Fees for 2010-2011 are based on a broadcaster's earnings in 2008. This only makes sense if the market as a whole is static and each broadcaster keeps the same market share. It is well known that ITV's advertising revenues have dropped heavily, and a reasonable person might assume other broadcasters have had similar changes.
Fees are expressed in bands. Ofcom describes these as "cumulative" but the table shown is not cumulative in the accepted sense of the word - if it was each band would start from £0. Ofcom itself acknowleges this by calling the fees "progressive" elsewhere. This muddled, downright wrong and self-contradictory use of English is far from unique in Ofcom documents.
Rates for Public Service Broadcasting (ITV1, C4, Five and PSB Simulcasts on other channels) start at 0.19% and rise to 0.67% at £300 Million revenue. There is no additional fee for anything over that, so ITV1, C4 and Five probably all pay the same top whack.
Rates for non-PSB TV Licencable content (from Sky1, Fiver and E4 to BangBabes) pay a lower fee from 0.06% increasing to 0.44% at £300 Million revenue.
BBC1 and 2 seem to be exempt. It is not obvious what rate BBC3 and BBC4 attract, but perhaps they are regarded as "non-PSB TV Licencable content" and pay the lower rate.
So if ITV broadcasts Morse on Channel 3 it pays one licencing rate, presumbably because it gets a cosy protected Must-Carry channel that the entire UK can receive, but if it broadcasts exactly the same show on ITV2 it pays a lower rate - even if it gets the same advertising revenue. And that is despite having the additional costs of News, Education, Drama etc.
To illustrate the problems this causes, presumably ITV need an internal accounting system, so that ITV2 can pay ITV1 for "selling" them an episode of Morse. On second thoughts I might be seeing too much complexity, but they certainly have to keep advertising money in different accounts - even if they sell a multi-channel bundle.
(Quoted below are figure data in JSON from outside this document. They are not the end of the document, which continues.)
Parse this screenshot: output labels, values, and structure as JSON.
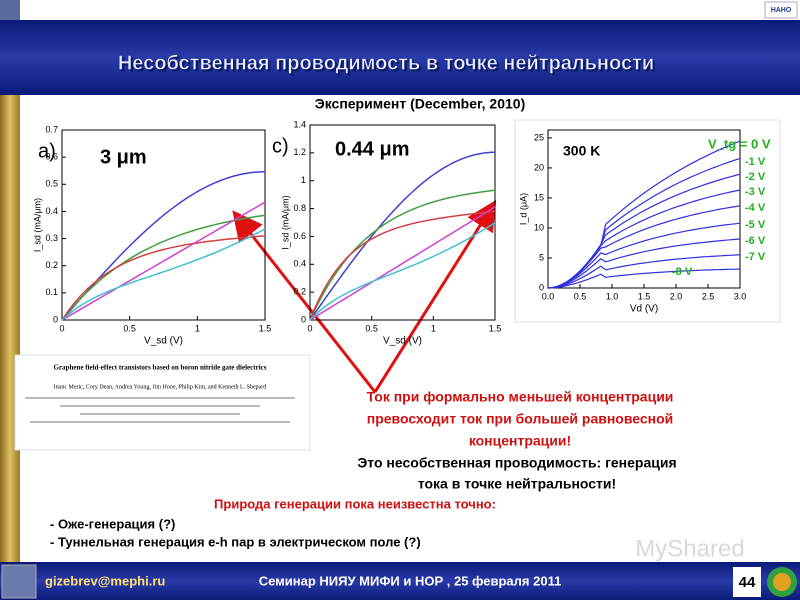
{
  "header": {
    "title": "Несобственная проводимость в точке нейтральности",
    "logo": "НАНО"
  },
  "experiment_label": "Эксперимент (December, 2010)",
  "plots": [
    {
      "panel": "a)",
      "annotation": "3 μm",
      "y_label": "I_sd (mA/μm)",
      "x_label": "V_sd (V)",
      "yticks": [
        "0",
        "0.1",
        "0.2",
        "0.3",
        "0.4",
        "0.5",
        "0.6",
        "0.7"
      ],
      "xticks": [
        "0",
        "0.5",
        "1",
        "1.5"
      ]
    },
    {
      "panel": "c)",
      "annotation": "0.44 μm",
      "y_label": "I_sd (mA/μm)",
      "x_label": "V_sd (V)",
      "yticks": [
        "0",
        "0.2",
        "0.4",
        "0.6",
        "0.8",
        "1",
        "1.2",
        "1.4"
      ],
      "xticks": [
        "0",
        "0.5",
        "1",
        "1.5"
      ]
    },
    {
      "annotation": "300 K",
      "y_label": "I_d (μA)",
      "x_label": "Vd (V)",
      "yticks": [
        "0",
        "5",
        "10",
        "15",
        "20",
        "25"
      ],
      "xticks": [
        "0.0",
        "0.5",
        "1.0",
        "1.5",
        "2.0",
        "2.5",
        "3.0"
      ],
      "curve_labels": [
        "V_tg = 0 V",
        "-1 V",
        "-2 V",
        "-3 V",
        "-4 V",
        "-5 V",
        "-6 V",
        "-7 V",
        "-8 V"
      ]
    }
  ],
  "paper": {
    "title": "Graphene field-effect transistors based on boron nitride gate dielectrics",
    "authors": "Inanc Meric, Cory Dean, Andrea Young, Jim Hone, Philip Kim, and Kenneth L. Shepard"
  },
  "callout": [
    "Ток при формально меньшей концентрации",
    "превосходит ток при большей равновесной",
    "концентрации!"
  ],
  "conclusion": [
    "Это несобственная проводимость:  генерация",
    "тока в точке нейтральности!"
  ],
  "nature": {
    "heading": "Природа генерации пока неизвестна точно:",
    "items": [
      "- Оже-генерация (?)",
      "- Туннельная генерация e-h пар в электрическом поле (?)"
    ]
  },
  "watermark": "MyShared",
  "footer": {
    "email": "gizebrev@mephi.ru",
    "seminar": "Семинар НИЯУ МИФИ и НОР ,  25 февраля 2011",
    "page": "44"
  }
}
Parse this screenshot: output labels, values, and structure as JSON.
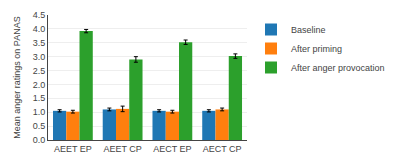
{
  "chart_data": {
    "type": "bar",
    "categories": [
      "AEET EP",
      "AEET CP",
      "AECT EP",
      "AECT CP"
    ],
    "series": [
      {
        "name": "Baseline",
        "values": [
          1.05,
          1.1,
          1.05,
          1.05
        ],
        "errors": [
          0.04,
          0.05,
          0.04,
          0.04
        ]
      },
      {
        "name": "After priming",
        "values": [
          1.02,
          1.12,
          1.02,
          1.1
        ],
        "errors": [
          0.05,
          0.1,
          0.05,
          0.05
        ]
      },
      {
        "name": "After anger provocation",
        "values": [
          3.92,
          2.9,
          3.52,
          3.02
        ],
        "errors": [
          0.06,
          0.1,
          0.08,
          0.08
        ]
      }
    ],
    "ylabel": "Mean anger ratings on PANAS",
    "ylim": [
      0,
      4.5
    ],
    "yticks": [
      {
        "value": 0,
        "label": "0.0"
      },
      0.5,
      {
        "value": 1,
        "label": "1.0"
      },
      1.5,
      {
        "value": 2,
        "label": "2.0"
      },
      2.5,
      {
        "value": 3,
        "label": "3.0"
      },
      3.5,
      {
        "value": 4,
        "label": "4.0"
      },
      4.5
    ],
    "grid": true,
    "legend": "right"
  }
}
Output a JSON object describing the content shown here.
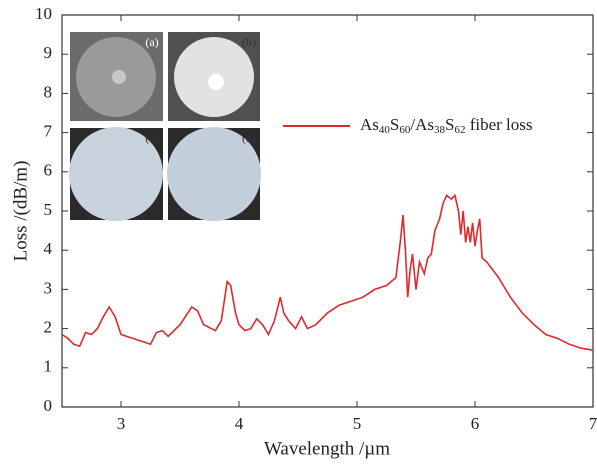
{
  "chart_data": {
    "type": "line",
    "xlabel": "Wavelength /µm",
    "ylabel": "Loss /(dB/m)",
    "xlim": [
      2.5,
      7
    ],
    "ylim": [
      0,
      10
    ],
    "xticks": [
      3,
      4,
      5,
      6,
      7
    ],
    "yticks": [
      0,
      1,
      2,
      3,
      4,
      5,
      6,
      7,
      8,
      9,
      10
    ],
    "inset_labels": [
      "(a)",
      "(b)",
      "(c)",
      "(d)"
    ],
    "series": [
      {
        "name": "As40S60/As38S62 fiber loss",
        "color": "#e0282e",
        "x": [
          2.5,
          2.55,
          2.6,
          2.65,
          2.7,
          2.75,
          2.8,
          2.85,
          2.9,
          2.95,
          3.0,
          3.1,
          3.2,
          3.25,
          3.3,
          3.35,
          3.4,
          3.5,
          3.6,
          3.65,
          3.7,
          3.8,
          3.85,
          3.9,
          3.93,
          3.97,
          4.0,
          4.05,
          4.1,
          4.15,
          4.2,
          4.25,
          4.3,
          4.35,
          4.38,
          4.42,
          4.48,
          4.53,
          4.58,
          4.65,
          4.75,
          4.85,
          4.95,
          5.05,
          5.15,
          5.25,
          5.33,
          5.37,
          5.39,
          5.41,
          5.43,
          5.45,
          5.47,
          5.5,
          5.53,
          5.57,
          5.6,
          5.63,
          5.66,
          5.7,
          5.73,
          5.76,
          5.8,
          5.83,
          5.86,
          5.88,
          5.9,
          5.92,
          5.94,
          5.96,
          5.98,
          6.0,
          6.02,
          6.04,
          6.06,
          6.1,
          6.2,
          6.3,
          6.4,
          6.5,
          6.6,
          6.7,
          6.8,
          6.9,
          7.0
        ],
        "values": [
          1.85,
          1.75,
          1.6,
          1.55,
          1.9,
          1.85,
          2.0,
          2.3,
          2.55,
          2.3,
          1.85,
          1.75,
          1.65,
          1.6,
          1.9,
          1.95,
          1.8,
          2.1,
          2.55,
          2.45,
          2.1,
          1.95,
          2.2,
          3.2,
          3.1,
          2.4,
          2.1,
          1.95,
          2.0,
          2.25,
          2.1,
          1.85,
          2.2,
          2.8,
          2.4,
          2.2,
          2.0,
          2.3,
          2.0,
          2.1,
          2.4,
          2.6,
          2.7,
          2.8,
          3.0,
          3.1,
          3.3,
          4.3,
          4.9,
          4.0,
          2.8,
          3.5,
          3.9,
          3.0,
          3.7,
          3.4,
          3.8,
          3.9,
          4.5,
          4.8,
          5.2,
          5.4,
          5.3,
          5.4,
          5.0,
          4.4,
          5.0,
          4.2,
          4.6,
          4.2,
          4.7,
          4.1,
          4.5,
          4.8,
          3.8,
          3.7,
          3.3,
          2.8,
          2.4,
          2.1,
          1.85,
          1.75,
          1.6,
          1.5,
          1.45
        ]
      }
    ]
  }
}
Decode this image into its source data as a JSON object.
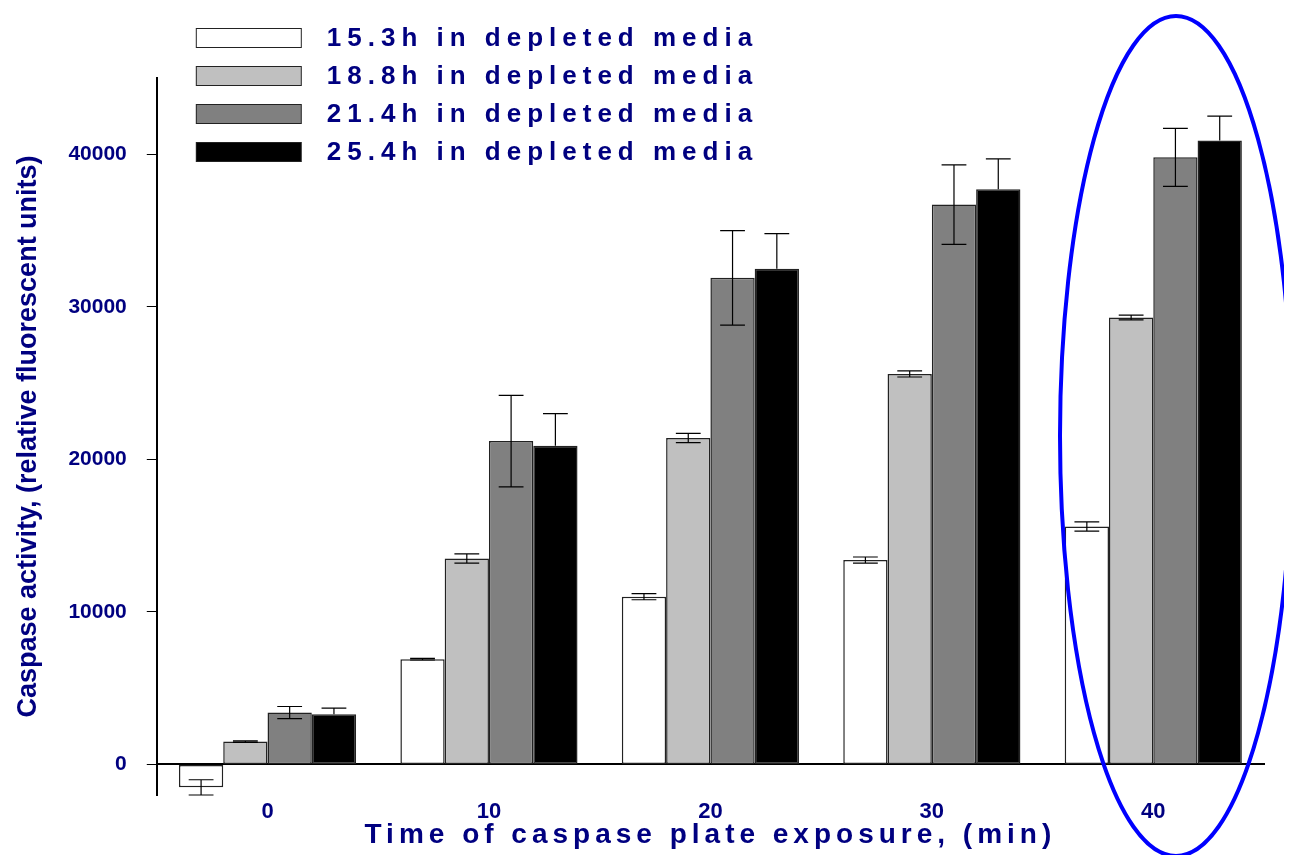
{
  "chart_data": {
    "type": "bar",
    "xlabel": "Time of caspase plate exposure, (min)",
    "ylabel": "Caspase activity, (relative fluorescent units)",
    "categories": [
      "0",
      "10",
      "20",
      "30",
      "40"
    ],
    "series": [
      {
        "name": "15.3h in depleted media",
        "color": "#ffffff",
        "values": [
          -1500,
          6900,
          11000,
          13400,
          15600
        ],
        "errors": [
          500,
          50,
          200,
          200,
          300
        ]
      },
      {
        "name": "18.8h in depleted media",
        "color": "#c0c0c0",
        "values": [
          1500,
          13500,
          21400,
          25600,
          29300
        ],
        "errors": [
          50,
          300,
          300,
          200,
          150
        ]
      },
      {
        "name": "21.4h in depleted media",
        "color": "#808080",
        "values": [
          3400,
          21200,
          31900,
          36700,
          39800
        ],
        "errors": [
          400,
          3000,
          3100,
          2600,
          1900
        ]
      },
      {
        "name": "25.4h in depleted media",
        "color": "#000000",
        "values": [
          3300,
          20900,
          32500,
          37700,
          40900
        ],
        "errors": [
          400,
          2100,
          2300,
          2000,
          1600
        ]
      }
    ],
    "ylim": [
      -2000,
      45000
    ],
    "yticks": [
      0,
      10000,
      20000,
      30000,
      40000
    ],
    "grid": false,
    "legend": "top left"
  }
}
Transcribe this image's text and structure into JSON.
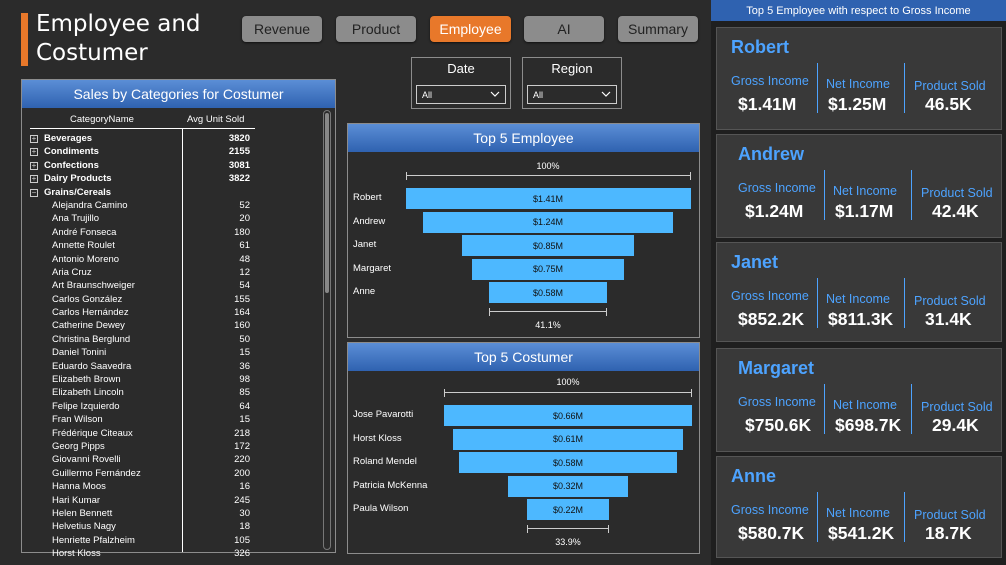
{
  "header": {
    "title_line1": "Employee and",
    "title_line2": "Costumer"
  },
  "nav": {
    "buttons": [
      "Revenue",
      "Product",
      "Employee",
      "AI",
      "Summary"
    ],
    "active": "Employee"
  },
  "slicers": [
    {
      "title": "Date",
      "value": "All"
    },
    {
      "title": "Region",
      "value": "All"
    }
  ],
  "table": {
    "title": "Sales by Categories for Costumer",
    "col_name": "CategoryName",
    "col_value": "Avg Unit Sold",
    "rows": [
      {
        "type": "cat",
        "expand": "+",
        "name": "Beverages",
        "value": "3820"
      },
      {
        "type": "cat",
        "expand": "+",
        "name": "Condiments",
        "value": "2155"
      },
      {
        "type": "cat",
        "expand": "+",
        "name": "Confections",
        "value": "3081"
      },
      {
        "type": "cat",
        "expand": "+",
        "name": "Dairy Products",
        "value": "3822"
      },
      {
        "type": "cat",
        "expand": "−",
        "name": "Grains/Cereals",
        "value": ""
      },
      {
        "type": "item",
        "name": "Alejandra Camino",
        "value": "52"
      },
      {
        "type": "item",
        "name": "Ana Trujillo",
        "value": "20"
      },
      {
        "type": "item",
        "name": "André Fonseca",
        "value": "180"
      },
      {
        "type": "item",
        "name": "Annette Roulet",
        "value": "61"
      },
      {
        "type": "item",
        "name": "Antonio Moreno",
        "value": "48"
      },
      {
        "type": "item",
        "name": "Aria Cruz",
        "value": "12"
      },
      {
        "type": "item",
        "name": "Art Braunschweiger",
        "value": "54"
      },
      {
        "type": "item",
        "name": "Carlos González",
        "value": "155"
      },
      {
        "type": "item",
        "name": "Carlos Hernández",
        "value": "164"
      },
      {
        "type": "item",
        "name": "Catherine Dewey",
        "value": "160"
      },
      {
        "type": "item",
        "name": "Christina Berglund",
        "value": "50"
      },
      {
        "type": "item",
        "name": "Daniel Tonini",
        "value": "15"
      },
      {
        "type": "item",
        "name": "Eduardo Saavedra",
        "value": "36"
      },
      {
        "type": "item",
        "name": "Elizabeth Brown",
        "value": "98"
      },
      {
        "type": "item",
        "name": "Elizabeth Lincoln",
        "value": "85"
      },
      {
        "type": "item",
        "name": "Felipe Izquierdo",
        "value": "64"
      },
      {
        "type": "item",
        "name": "Fran Wilson",
        "value": "15"
      },
      {
        "type": "item",
        "name": "Frédérique Citeaux",
        "value": "218"
      },
      {
        "type": "item",
        "name": "Georg Pipps",
        "value": "172"
      },
      {
        "type": "item",
        "name": "Giovanni Rovelli",
        "value": "220"
      },
      {
        "type": "item",
        "name": "Guillermo Fernández",
        "value": "200"
      },
      {
        "type": "item",
        "name": "Hanna Moos",
        "value": "16"
      },
      {
        "type": "item",
        "name": "Hari Kumar",
        "value": "245"
      },
      {
        "type": "item",
        "name": "Helen Bennett",
        "value": "30"
      },
      {
        "type": "item",
        "name": "Helvetius Nagy",
        "value": "18"
      },
      {
        "type": "item",
        "name": "Henriette Pfalzheim",
        "value": "105"
      },
      {
        "type": "item",
        "name": "Horst Kloss",
        "value": "326"
      }
    ]
  },
  "funnel_employee": {
    "title": "Top 5 Employee",
    "top_pct": "100%",
    "bottom_pct": "41.1%",
    "items": [
      {
        "name": "Robert",
        "label": "$1.41M",
        "value": 1.41
      },
      {
        "name": "Andrew",
        "label": "$1.24M",
        "value": 1.24
      },
      {
        "name": "Janet",
        "label": "$0.85M",
        "value": 0.85
      },
      {
        "name": "Margaret",
        "label": "$0.75M",
        "value": 0.75
      },
      {
        "name": "Anne",
        "label": "$0.58M",
        "value": 0.58
      }
    ]
  },
  "funnel_customer": {
    "title": "Top 5 Costumer",
    "top_pct": "100%",
    "bottom_pct": "33.9%",
    "items": [
      {
        "name": "Jose Pavarotti",
        "label": "$0.66M",
        "value": 0.66
      },
      {
        "name": "Horst Kloss",
        "label": "$0.61M",
        "value": 0.61
      },
      {
        "name": "Roland Mendel",
        "label": "$0.58M",
        "value": 0.58
      },
      {
        "name": "Patricia McKenna",
        "label": "$0.32M",
        "value": 0.32
      },
      {
        "name": "Paula Wilson",
        "label": "$0.22M",
        "value": 0.22
      }
    ]
  },
  "right_panel": {
    "title": "Top 5 Employee with respect to Gross Income",
    "labels": {
      "gross": "Gross Income",
      "net": "Net Income",
      "sold": "Product Sold"
    },
    "cards": [
      {
        "name": "Robert",
        "gross": "$1.41M",
        "net": "$1.25M",
        "sold": "46.5K"
      },
      {
        "name": "Andrew",
        "gross": "$1.24M",
        "net": "$1.17M",
        "sold": "42.4K"
      },
      {
        "name": "Janet",
        "gross": "$852.2K",
        "net": "$811.3K",
        "sold": "31.4K"
      },
      {
        "name": "Margaret",
        "gross": "$750.6K",
        "net": "$698.7K",
        "sold": "29.4K"
      },
      {
        "name": "Anne",
        "gross": "$580.7K",
        "net": "$541.2K",
        "sold": "18.7K"
      }
    ]
  },
  "colors": {
    "accent": "#e8782a",
    "bar": "#4db8ff",
    "header_blue": "#2f62b0",
    "kpi_blue": "#4da3ff"
  }
}
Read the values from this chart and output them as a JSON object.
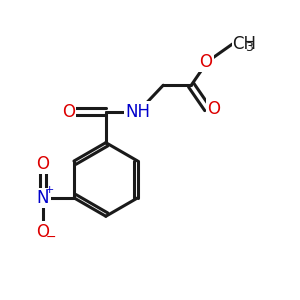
{
  "bg_color": "#ffffff",
  "bond_color": "#1a1a1a",
  "bond_width": 2.2,
  "atom_colors": {
    "O": "#dd0000",
    "N": "#0000cc",
    "C": "#1a1a1a"
  },
  "font_size_atom": 12,
  "font_size_sub": 9
}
Teleshopping channels are charged a flat-rate £2,000 a year. A non-PSB TVLC would need turnover of £3.6M on one channel to pay the same fee. So when BangBabes becomes 7 official shopping channels in October their new style fee will be £14,000, probably an increase from now.
Applications cost £2,500 and variations cost £1,000 a pop, so each time Desmond changes a channel name it might cost him. (Not clear if name changes count). Certainly if a Sky or Freeview slot is sold from one broadcaster to another the fee would be payable, so Sky will be paying Ofcom to take over Virgin channels.
Finally, the rate fees are charged at depends on the licencee's annual turnover - not the channels. Having multiple channels means paying a higher rate across the board, a point probably not lost on Viacom with many Scandinavian channels.
Why on earth do Public Service Broadcasters pay higher fees on the same turnover than competitive businesses (Bravo, Living, etc), when the PSBs attract fewer complaints per £ of turnover (or per viewer if you prefer) and have the additional overhead of PSB content? It's the wrong way round.